The voice that spoke the words to me sounded like someone’s mother. She may even have been someone’s mother, but she wasn’t my mother. She wasn’t anyone I’d ever met. I sat staring at a computer screen, listening to the words, alone.
My fondest memory of my mother is sitting on her lap, reading a book. Listening to her radio segment again brought tears to my eyes. It was clear that reading stories with my mum was not only essential for fostering a love of words, imagination and story telling, but also bonding with my mother, who died eight months after it was recorded.

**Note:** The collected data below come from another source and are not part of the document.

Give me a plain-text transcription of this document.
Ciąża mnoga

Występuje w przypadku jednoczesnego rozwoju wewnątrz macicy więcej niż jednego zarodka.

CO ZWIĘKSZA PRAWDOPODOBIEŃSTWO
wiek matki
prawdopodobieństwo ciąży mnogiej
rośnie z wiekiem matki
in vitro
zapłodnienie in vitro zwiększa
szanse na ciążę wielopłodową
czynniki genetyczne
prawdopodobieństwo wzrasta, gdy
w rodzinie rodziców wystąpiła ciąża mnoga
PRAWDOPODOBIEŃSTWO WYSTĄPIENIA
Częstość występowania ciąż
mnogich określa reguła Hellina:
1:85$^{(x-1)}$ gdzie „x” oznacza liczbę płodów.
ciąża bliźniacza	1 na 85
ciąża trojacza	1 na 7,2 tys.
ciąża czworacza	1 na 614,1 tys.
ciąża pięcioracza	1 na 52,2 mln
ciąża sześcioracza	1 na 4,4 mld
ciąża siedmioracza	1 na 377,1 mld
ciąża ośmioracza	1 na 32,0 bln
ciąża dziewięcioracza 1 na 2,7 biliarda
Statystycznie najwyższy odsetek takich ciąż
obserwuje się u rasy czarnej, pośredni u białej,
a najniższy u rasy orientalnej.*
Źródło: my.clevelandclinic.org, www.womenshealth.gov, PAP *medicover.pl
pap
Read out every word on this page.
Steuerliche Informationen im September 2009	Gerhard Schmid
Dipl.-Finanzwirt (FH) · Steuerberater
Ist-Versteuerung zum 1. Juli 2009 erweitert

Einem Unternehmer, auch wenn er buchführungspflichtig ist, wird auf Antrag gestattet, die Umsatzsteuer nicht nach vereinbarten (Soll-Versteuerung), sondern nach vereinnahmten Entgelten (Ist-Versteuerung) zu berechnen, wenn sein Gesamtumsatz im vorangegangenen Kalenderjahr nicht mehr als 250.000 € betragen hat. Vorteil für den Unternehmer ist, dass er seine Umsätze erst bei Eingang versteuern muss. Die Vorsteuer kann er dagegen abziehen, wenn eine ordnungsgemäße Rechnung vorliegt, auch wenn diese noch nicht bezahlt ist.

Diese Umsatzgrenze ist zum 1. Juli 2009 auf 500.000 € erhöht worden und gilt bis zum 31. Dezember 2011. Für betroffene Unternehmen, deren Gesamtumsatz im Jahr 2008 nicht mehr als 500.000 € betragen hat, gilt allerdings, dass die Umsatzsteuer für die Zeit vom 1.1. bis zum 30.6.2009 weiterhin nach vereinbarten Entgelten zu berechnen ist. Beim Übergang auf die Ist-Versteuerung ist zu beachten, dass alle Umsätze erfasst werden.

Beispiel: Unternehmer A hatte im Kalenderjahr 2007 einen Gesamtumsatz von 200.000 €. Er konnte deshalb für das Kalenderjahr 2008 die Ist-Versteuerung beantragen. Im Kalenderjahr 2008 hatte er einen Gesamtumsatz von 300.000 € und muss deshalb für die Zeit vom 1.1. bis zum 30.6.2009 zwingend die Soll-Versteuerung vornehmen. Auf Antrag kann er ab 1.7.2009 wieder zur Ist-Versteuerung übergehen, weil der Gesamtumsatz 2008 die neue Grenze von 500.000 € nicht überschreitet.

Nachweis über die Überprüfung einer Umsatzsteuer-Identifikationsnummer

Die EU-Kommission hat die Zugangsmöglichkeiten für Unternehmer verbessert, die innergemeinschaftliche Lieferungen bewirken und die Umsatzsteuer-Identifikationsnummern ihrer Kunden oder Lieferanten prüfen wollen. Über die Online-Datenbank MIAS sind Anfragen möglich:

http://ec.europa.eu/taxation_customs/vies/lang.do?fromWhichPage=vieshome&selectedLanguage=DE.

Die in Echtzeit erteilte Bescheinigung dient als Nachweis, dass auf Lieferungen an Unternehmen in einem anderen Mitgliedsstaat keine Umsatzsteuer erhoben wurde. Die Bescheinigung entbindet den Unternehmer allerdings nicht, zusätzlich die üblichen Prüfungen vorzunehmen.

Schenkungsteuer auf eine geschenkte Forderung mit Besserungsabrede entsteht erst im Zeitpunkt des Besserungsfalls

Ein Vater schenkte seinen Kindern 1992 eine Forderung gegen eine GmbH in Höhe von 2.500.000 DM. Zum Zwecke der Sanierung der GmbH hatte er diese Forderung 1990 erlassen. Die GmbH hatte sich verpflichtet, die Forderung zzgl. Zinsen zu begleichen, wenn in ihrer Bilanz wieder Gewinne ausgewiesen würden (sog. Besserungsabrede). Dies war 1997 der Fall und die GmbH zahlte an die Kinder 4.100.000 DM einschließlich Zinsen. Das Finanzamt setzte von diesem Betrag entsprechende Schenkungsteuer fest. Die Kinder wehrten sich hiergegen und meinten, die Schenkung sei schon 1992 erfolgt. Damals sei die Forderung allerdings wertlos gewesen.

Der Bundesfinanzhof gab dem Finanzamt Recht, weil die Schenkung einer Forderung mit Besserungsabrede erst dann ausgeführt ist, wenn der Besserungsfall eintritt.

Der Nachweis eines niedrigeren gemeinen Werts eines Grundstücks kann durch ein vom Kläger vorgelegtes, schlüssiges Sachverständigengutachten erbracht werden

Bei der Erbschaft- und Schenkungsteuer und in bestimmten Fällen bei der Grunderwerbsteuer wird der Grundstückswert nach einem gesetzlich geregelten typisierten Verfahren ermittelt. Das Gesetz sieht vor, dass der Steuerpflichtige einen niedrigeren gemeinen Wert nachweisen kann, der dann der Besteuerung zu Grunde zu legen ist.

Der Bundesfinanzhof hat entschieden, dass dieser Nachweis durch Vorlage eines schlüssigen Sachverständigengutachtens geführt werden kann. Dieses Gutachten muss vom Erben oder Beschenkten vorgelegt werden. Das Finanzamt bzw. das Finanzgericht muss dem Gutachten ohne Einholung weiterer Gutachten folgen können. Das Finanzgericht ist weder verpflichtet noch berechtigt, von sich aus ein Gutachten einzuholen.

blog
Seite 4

The publishing world has been up in arms in recent years about e-books. The release of the Amazon Kindle in Canada has increased tensions. Publishers and authors are terrified that the presence of e-books will ruin the reading experience, infringe on copyrights and bankrupt the original industry. But whether adults give up physical books in lieu of fancier, digital versions hardly seems like the biggest issue at hand. The publishing industry, in time, will adapt to the new technology. What I am really worried about is whether or not children continue to experience books in the traditional way – or at all.
I don’t doubt that this website will help children learn to read. If people want to use sites like this as a supplement to their regular reading schedule with their children, then I think that’s great. What I am not OK with is letting technology take the place of parents in an activity as crucial to young children’s development as reading.
Most of the children I know have a vast amount of computer knowledge relative to their young ages and could easily access the books on this site on their own. Since sitting at a computer is rarely a two-person activity, and getting children to simply read seems to be the main goal of most reading programs, it is easy to imagine children enjoying these online books alone. But by leaving kids to be taught by a computer instead of a parent or caregiver, they are potentially missing out on a broader experience.
To quote my mum: “at the very least, story time provides an excuse for a cozy cuddle with your kid, and it’s a great opportunity for some guaranteed fun together.”
I want my future children to grow up reading. I want them to remember not only the stories they loved, but also the experience of reading those books with someone that loved them.